Directors’ liability – the risk
The construction industry frequently goes through ups and downs, with construction companies vulnerable to insolvency due to various factors, such as cash flow issues, intense competition and inter-dependence between clients, main contractors and suppliers. Even the biggest companies are not immune: witness the collapse of Carillion in early 2018 and the recent administration of Interserve. In the UK alone, government data shows that the construction industry lost more businesses to insolvency than any other industry in 2018 with 2,954 firms becoming insolvent, 62% of which operated in specialised activities such as groundwork, demolition, plumbing or electrical work.
In many jurisdictions, including England and Wales, a director of a company will have various statutory duties towards that company, including to act in its best interests. In the event of insolvency, a director may therefore be at risk of personal liability if the director fails to comply with these duties.
Recent case: director found liable in Singapore
The recent Singapore High Court case of Poh Lian Construction (Pte) Ltd. v Lauw Wisanggeni  SGHC 114 is illustrative of the personal liabilities which directors can face.
Poh Lian Construction (Pte) Ltd was placed into liquidation in October 2014, and, as a plaintiff in liquidation, brought claims against its ex-directors and senior management for various breaches of duty primarily in relation to the management of three construction projects.
Amongst other findings, the Court found that the plaintiff’s former chief operating officer (the second defendant) had breached his duty to act in the best interest of the Company as plaintiff by reason of having been actively involved in the award of a single sub-contract for the development of residences in breach of the main contract, which contained a prohibition against sub-contracting the whole of the design and construction. On discovery of the breach, the developer/employer requested that the plaintiff Company as the contractor terminate the sub-contract. The plaintiff did so, causing delays, disruption and increased use of management resources. As part of the termination, the plaintiff agreed a settlement payment with the sub-contractor of S$2 million, plus an ex gratia payment in compensation for cessation of the execution of the works.
The Court found that by being actively involved in the award of the sub-contract in breach of the main contract, the director had failed to act in the best interests of the plaintiff, and was liable to pay the plaintiff the ex gratia payment of S$498,134.17.
This case demonstrates the risk that the management of a company by the directors prior to insolvency will be carefully scrutinised by liquidators, who themselves have independent duties in favour of the company’s creditors and may bring claims against a director or directors.
How can directors protect themselves?
It is therefore vital for directors to understand those duties, and to consider the ways in which they are able to protect themselves under the laws of the relevant jurisdiction both generally and in the event of insolvency. Even if personal liability is not established, allegations of improper or fraudulent actions can of course cause severe reputational damage in any event.
There are a number of ways that directors can protect themselves to a certain extent, including:
- An indemnity from the company.
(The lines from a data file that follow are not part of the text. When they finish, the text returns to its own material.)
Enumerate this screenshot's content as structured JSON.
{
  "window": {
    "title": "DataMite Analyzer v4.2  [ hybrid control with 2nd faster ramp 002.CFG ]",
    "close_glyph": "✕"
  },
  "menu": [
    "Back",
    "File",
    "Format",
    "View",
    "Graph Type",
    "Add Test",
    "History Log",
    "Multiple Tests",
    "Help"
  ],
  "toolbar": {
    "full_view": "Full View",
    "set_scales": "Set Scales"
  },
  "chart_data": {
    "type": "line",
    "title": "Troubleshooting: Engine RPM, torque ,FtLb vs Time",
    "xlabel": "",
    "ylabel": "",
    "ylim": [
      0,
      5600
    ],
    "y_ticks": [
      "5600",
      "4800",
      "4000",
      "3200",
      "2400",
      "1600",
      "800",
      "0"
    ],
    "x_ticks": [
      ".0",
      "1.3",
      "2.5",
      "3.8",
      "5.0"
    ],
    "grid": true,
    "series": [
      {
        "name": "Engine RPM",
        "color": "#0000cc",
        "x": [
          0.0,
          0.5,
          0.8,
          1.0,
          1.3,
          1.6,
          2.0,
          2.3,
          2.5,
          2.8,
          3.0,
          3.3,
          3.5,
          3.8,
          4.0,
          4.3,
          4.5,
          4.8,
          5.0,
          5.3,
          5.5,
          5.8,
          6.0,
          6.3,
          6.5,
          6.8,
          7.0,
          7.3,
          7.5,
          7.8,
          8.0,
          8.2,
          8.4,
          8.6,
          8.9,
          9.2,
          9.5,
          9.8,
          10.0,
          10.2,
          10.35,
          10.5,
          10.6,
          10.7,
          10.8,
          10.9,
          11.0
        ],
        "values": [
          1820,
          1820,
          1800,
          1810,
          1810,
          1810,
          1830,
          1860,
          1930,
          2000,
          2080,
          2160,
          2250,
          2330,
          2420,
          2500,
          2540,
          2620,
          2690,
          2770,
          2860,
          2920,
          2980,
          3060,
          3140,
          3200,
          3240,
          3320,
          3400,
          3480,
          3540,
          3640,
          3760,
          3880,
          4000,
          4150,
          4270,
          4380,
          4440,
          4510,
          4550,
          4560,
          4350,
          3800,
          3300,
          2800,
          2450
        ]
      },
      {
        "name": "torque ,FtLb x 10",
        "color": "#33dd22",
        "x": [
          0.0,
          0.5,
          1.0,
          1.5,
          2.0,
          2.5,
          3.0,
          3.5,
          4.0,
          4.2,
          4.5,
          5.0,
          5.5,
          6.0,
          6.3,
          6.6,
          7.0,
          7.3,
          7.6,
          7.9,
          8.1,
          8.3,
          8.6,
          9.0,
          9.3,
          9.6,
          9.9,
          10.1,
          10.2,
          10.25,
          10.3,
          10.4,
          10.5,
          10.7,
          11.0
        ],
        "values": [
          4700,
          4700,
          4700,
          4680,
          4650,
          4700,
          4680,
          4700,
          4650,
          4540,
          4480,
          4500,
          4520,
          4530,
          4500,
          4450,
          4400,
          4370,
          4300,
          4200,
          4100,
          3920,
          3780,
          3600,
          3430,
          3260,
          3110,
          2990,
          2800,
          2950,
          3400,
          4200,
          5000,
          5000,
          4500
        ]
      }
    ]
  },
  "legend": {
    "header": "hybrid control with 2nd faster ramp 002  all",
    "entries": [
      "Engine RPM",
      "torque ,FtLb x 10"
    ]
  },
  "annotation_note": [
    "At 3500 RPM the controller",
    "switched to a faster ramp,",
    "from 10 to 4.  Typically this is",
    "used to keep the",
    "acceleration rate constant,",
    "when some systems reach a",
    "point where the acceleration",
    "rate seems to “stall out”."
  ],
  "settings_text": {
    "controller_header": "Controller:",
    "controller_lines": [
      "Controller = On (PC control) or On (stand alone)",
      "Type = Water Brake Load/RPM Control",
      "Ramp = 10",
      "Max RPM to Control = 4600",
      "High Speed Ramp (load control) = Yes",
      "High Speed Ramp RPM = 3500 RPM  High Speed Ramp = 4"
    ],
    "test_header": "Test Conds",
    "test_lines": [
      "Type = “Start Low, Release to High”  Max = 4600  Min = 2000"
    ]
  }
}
However, it should be noted that there may be limitations under law as to the extent to which a company can indemnify a director, for example only in relation to third-party claims and such indemnity may have limited use and effect in the case of an insolvency of that company.
- A company may be allowed to purchase Directors and Officers (D&O) insurance for its directors against liability in connection with negligence, default, breach of duty or breach of trust in relation to the company of which they are a director. Exclusions from coverage under D&O policies vary, but typical examples include fraud and dishonesty, and claims or circumstances notified under a previous policy. Absent the company purchasing such insurance, directors can consider purchasing such insurance themselves.
Given the limitations on such protection, and the high risk of insolvency in the construction industry, it remains essential for directors to be aware of and comply with their duties as a matter of course, with cases such as that highlighted above demonstrating the consequences of a failure to do so.